Re: [PATCH v3 1/2] tpm: fix reference counting for struct tpm_chip

From: Jason Gunthorpe
Date: Fri Feb 05 2021 - 21:45:12 EST


On Fri, Feb 05, 2021 at 10:50:02PM +0100, Lino Sanfilippo wrote:
> On 05.02.21 at 16:58, Jason Gunthorpe wrote:
> eference in the first place).
> >
> > No, they are all chained together because they are all in the same
> > struct:
> >
> > struct tpm_chip {
> > struct device dev;
> > struct device devs;
> > struct cdev cdev;
> > struct cdev cdevs;
> >
> > dev holds the refcount on memory, when it goes 0 the whole thing is
> > kfreed.
> >
> > The rule is dev's refcount can't go to zero while any other refcount
> > is != 0.
> >
> > For instance devs holds a get on dev that is put back only when devs
> > goes to 0:
> >
> > static void tpm_devs_release(struct device *dev)
> > {
> > struct tpm_chip *chip = container_of(dev, struct tpm_chip, devs);
> >
> > /* release the master device reference */
> > put_device(&chip->dev);
> > }
> >
> > Both cdev elements do something similar inside the cdev layer.
>
> Well this chaining is exactly what does not work nowadays and what the patch is supposed
> to fix: currently we dont ever take the extra ref (not even in TPM 2 case, note that
> TPM_CHIP_FLAG_TMP2 is never set), so
>
> - if (chip->flags & TPM_CHIP_FLAG_TPM2)
> - get_device(&chip->dev);
> + get_device(&chip->dev);

Oh, hah, yes that is busted up.

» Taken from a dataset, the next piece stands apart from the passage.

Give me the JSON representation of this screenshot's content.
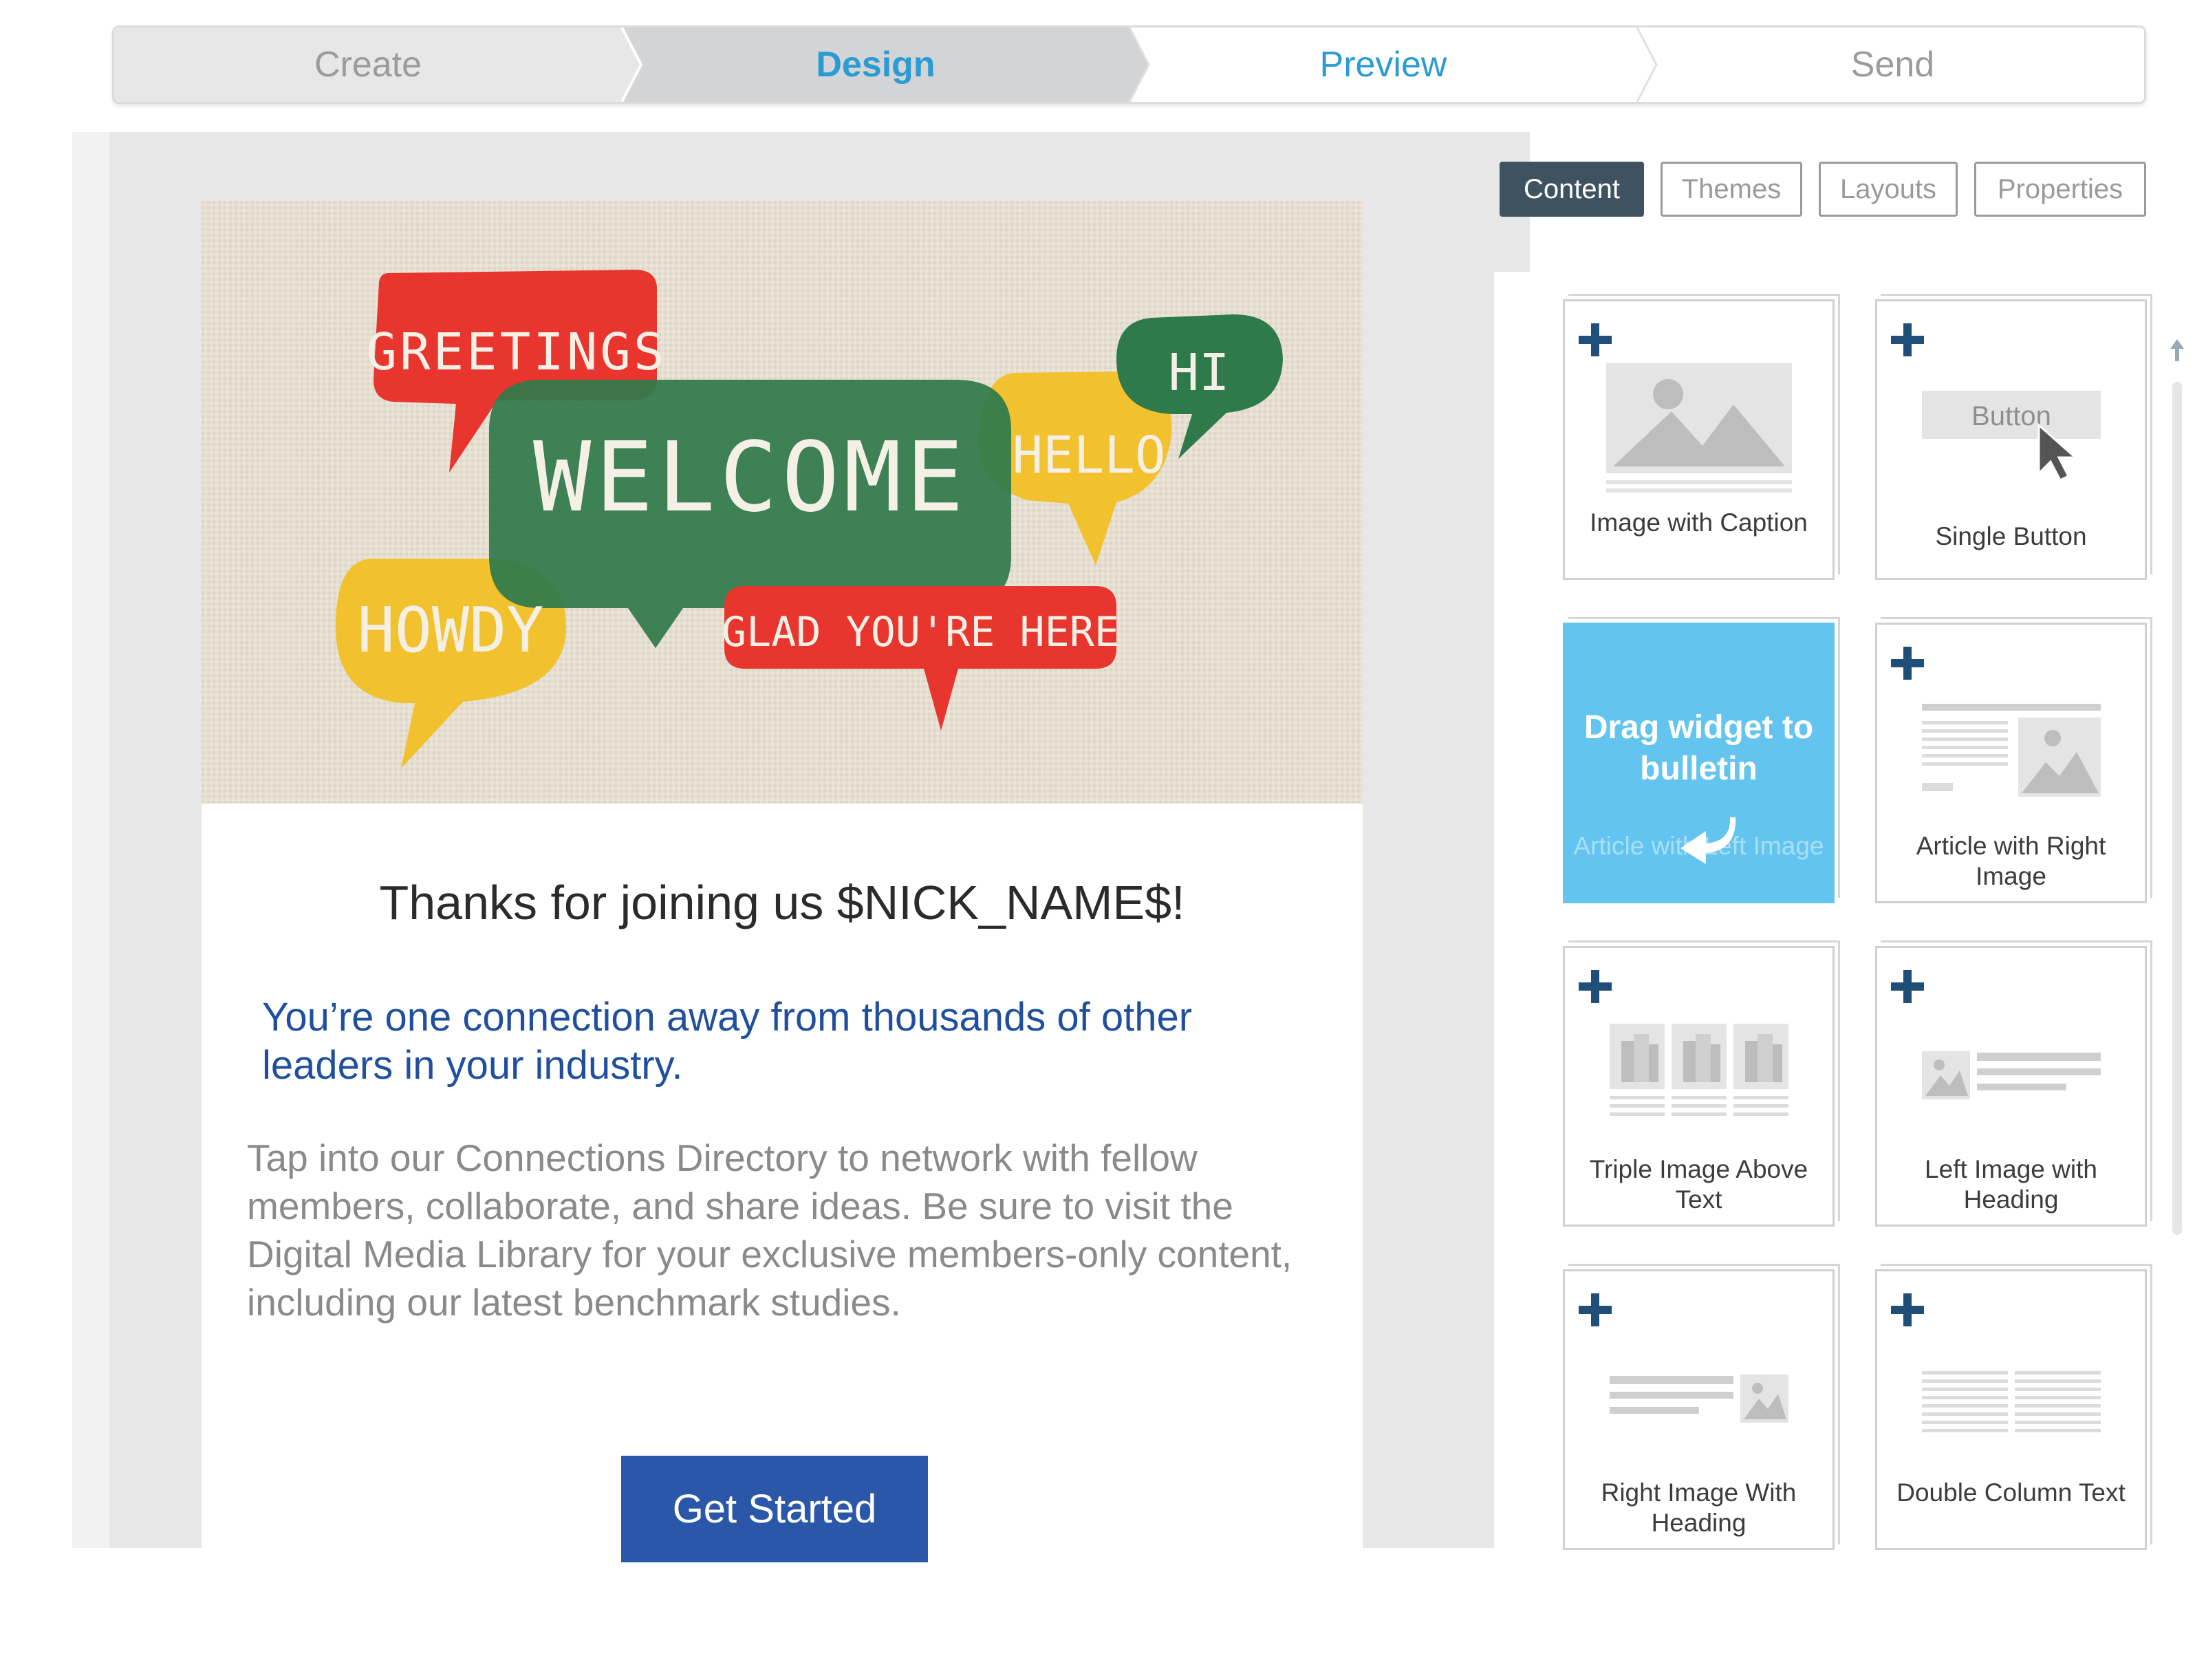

The patch sketch I sent to James is
the right way to handle it, feel free to take it up

> and tpm_devs_release() is never called, since there is nothing that ever puts devs, so

Yes, that is a pre-existing memory leak

> The race with only get_device()/putdevice() in tpm_common_open()/tpm_common_release() is:

The refcount handling is busted up and not working the way it is
designed, when that is fixed there is no race.

Jason